The regulation of PC-PLC activity during intracellular infection has been characterized using mouse macrophage-like J774 cells [11
]. However, during infection, L. monocytogenes
appears to multiply primarily in non-professional phagocytic cells, such as epithelial cells, hepatocytes and trophoblasts [3
]. To address whether pH regulates PC-PLC activity in non-professional phagocytic cells, we used human epithelial HeLa cells as the infection host. In these cells, we observed that pH regulates PC-PLC compartmentalization and maturation in a manner similar to that observed in macrophages (Supplementary Figure S2
), suggesting that the activity of PC-PLC is pH-regulated in both professional and non-professional cell types.
The results from the present study are compatible with the following model.
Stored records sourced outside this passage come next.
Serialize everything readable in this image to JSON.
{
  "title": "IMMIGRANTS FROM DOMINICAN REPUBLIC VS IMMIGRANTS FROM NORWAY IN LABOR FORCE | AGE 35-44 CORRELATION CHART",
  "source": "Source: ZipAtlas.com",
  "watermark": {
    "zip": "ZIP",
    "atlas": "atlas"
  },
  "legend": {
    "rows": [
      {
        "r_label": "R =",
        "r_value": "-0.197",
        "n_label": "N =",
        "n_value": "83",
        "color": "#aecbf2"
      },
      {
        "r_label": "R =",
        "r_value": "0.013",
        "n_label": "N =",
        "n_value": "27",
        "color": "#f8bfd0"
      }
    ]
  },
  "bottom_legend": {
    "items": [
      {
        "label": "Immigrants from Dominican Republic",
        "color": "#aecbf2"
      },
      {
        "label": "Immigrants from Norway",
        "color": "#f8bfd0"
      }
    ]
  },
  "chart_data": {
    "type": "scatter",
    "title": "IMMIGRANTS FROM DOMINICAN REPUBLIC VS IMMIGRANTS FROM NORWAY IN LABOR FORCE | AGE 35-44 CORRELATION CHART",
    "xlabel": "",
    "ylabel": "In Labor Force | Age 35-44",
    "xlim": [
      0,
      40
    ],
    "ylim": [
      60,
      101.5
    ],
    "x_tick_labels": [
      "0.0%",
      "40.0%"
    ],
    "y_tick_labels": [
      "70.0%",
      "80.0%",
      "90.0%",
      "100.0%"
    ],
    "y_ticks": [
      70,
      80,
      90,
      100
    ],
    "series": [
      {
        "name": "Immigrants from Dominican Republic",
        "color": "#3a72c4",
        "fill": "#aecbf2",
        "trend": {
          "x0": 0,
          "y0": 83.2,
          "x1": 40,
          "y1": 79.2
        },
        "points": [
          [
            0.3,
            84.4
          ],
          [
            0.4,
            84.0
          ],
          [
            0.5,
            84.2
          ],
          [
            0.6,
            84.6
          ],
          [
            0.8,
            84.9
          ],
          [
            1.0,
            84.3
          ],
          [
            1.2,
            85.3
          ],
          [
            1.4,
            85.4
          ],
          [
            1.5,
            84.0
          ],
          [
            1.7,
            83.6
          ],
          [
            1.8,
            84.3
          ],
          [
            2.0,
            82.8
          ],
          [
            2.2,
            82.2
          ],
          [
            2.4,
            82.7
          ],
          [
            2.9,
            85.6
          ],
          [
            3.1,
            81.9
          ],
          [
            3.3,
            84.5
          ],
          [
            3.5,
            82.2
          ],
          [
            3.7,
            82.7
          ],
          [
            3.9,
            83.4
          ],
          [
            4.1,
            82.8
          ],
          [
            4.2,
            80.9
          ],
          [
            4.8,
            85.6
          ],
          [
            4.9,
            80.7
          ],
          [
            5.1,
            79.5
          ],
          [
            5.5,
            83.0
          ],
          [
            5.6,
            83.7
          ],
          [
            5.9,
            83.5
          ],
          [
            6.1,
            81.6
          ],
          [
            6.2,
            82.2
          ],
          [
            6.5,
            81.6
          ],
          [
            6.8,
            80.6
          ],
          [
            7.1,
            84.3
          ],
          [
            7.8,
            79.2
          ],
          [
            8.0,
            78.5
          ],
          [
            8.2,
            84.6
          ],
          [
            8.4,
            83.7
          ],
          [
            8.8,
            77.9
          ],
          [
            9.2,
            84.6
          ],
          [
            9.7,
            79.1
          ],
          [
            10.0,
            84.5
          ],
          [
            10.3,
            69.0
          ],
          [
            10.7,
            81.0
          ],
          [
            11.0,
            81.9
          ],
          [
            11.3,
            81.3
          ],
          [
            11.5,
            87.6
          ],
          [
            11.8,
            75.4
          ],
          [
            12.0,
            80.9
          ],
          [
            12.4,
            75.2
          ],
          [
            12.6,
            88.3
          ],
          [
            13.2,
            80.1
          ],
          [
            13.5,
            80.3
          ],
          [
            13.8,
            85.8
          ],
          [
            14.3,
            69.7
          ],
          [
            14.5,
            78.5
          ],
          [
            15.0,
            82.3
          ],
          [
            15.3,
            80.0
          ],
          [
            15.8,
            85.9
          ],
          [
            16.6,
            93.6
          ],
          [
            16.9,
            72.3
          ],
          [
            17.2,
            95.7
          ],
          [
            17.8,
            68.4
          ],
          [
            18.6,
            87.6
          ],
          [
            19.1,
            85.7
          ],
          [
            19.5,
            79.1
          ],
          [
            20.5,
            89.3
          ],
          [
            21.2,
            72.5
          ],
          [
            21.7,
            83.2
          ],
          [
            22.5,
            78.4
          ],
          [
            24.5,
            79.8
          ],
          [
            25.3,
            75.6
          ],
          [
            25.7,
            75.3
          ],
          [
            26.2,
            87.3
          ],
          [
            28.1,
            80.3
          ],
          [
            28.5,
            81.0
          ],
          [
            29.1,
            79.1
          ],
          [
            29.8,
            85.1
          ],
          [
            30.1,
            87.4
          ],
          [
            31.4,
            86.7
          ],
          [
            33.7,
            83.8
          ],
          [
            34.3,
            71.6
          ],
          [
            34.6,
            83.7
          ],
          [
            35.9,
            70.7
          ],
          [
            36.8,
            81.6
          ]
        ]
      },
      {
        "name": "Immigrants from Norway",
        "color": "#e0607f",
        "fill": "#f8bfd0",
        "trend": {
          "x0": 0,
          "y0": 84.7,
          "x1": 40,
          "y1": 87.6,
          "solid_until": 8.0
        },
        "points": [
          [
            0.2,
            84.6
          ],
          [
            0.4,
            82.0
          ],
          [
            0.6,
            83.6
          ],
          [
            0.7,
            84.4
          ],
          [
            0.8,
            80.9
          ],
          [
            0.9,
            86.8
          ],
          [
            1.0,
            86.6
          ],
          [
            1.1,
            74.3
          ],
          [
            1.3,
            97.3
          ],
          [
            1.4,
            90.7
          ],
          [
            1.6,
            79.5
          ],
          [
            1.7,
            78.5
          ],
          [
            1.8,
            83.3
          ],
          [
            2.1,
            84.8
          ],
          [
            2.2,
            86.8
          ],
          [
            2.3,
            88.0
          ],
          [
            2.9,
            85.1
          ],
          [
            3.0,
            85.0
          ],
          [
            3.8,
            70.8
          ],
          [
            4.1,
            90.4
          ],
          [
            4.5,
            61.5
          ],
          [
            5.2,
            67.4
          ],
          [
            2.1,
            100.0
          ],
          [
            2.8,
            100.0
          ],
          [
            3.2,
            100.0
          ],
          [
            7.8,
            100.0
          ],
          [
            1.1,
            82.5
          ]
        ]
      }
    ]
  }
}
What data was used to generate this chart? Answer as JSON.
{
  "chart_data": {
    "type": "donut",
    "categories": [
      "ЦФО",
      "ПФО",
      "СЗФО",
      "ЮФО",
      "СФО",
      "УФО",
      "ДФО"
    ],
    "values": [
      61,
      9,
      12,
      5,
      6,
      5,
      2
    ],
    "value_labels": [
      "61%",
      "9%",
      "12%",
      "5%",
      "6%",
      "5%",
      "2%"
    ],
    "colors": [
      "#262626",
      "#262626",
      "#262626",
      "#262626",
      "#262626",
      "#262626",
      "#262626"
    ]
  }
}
The first 12 residues of the PC-PLC propeptide retard translocation of the protein across the bacterial cell wall by interacting with the cell wall or a protein complex, and/or by possibly interfering with native folding of the catalytic domain. Upon a decrease in pH, Mpl interacts with the N-terminus of the propeptide destabilizing the interaction of PC-PLC with the cell wall or protein complex. PC-PLC residues Tyr32, Leu33 and Pro36, which are located at the fifth, sixth and ninth positions within the N-terminus of the propeptide, along with a negatively charged residue located at the third or fourth position of the propeptide, stabilize the Mpl-PC-PLC interaction and promote native folding of the PC-PLC catalytic domain leading to rapid translocation of PC-PLC across the cell wall. It is possible, but not necessary, that Mpl concomitantly mediates the proteolytic maturation of PC-PLC. Future studies will aim to test this model.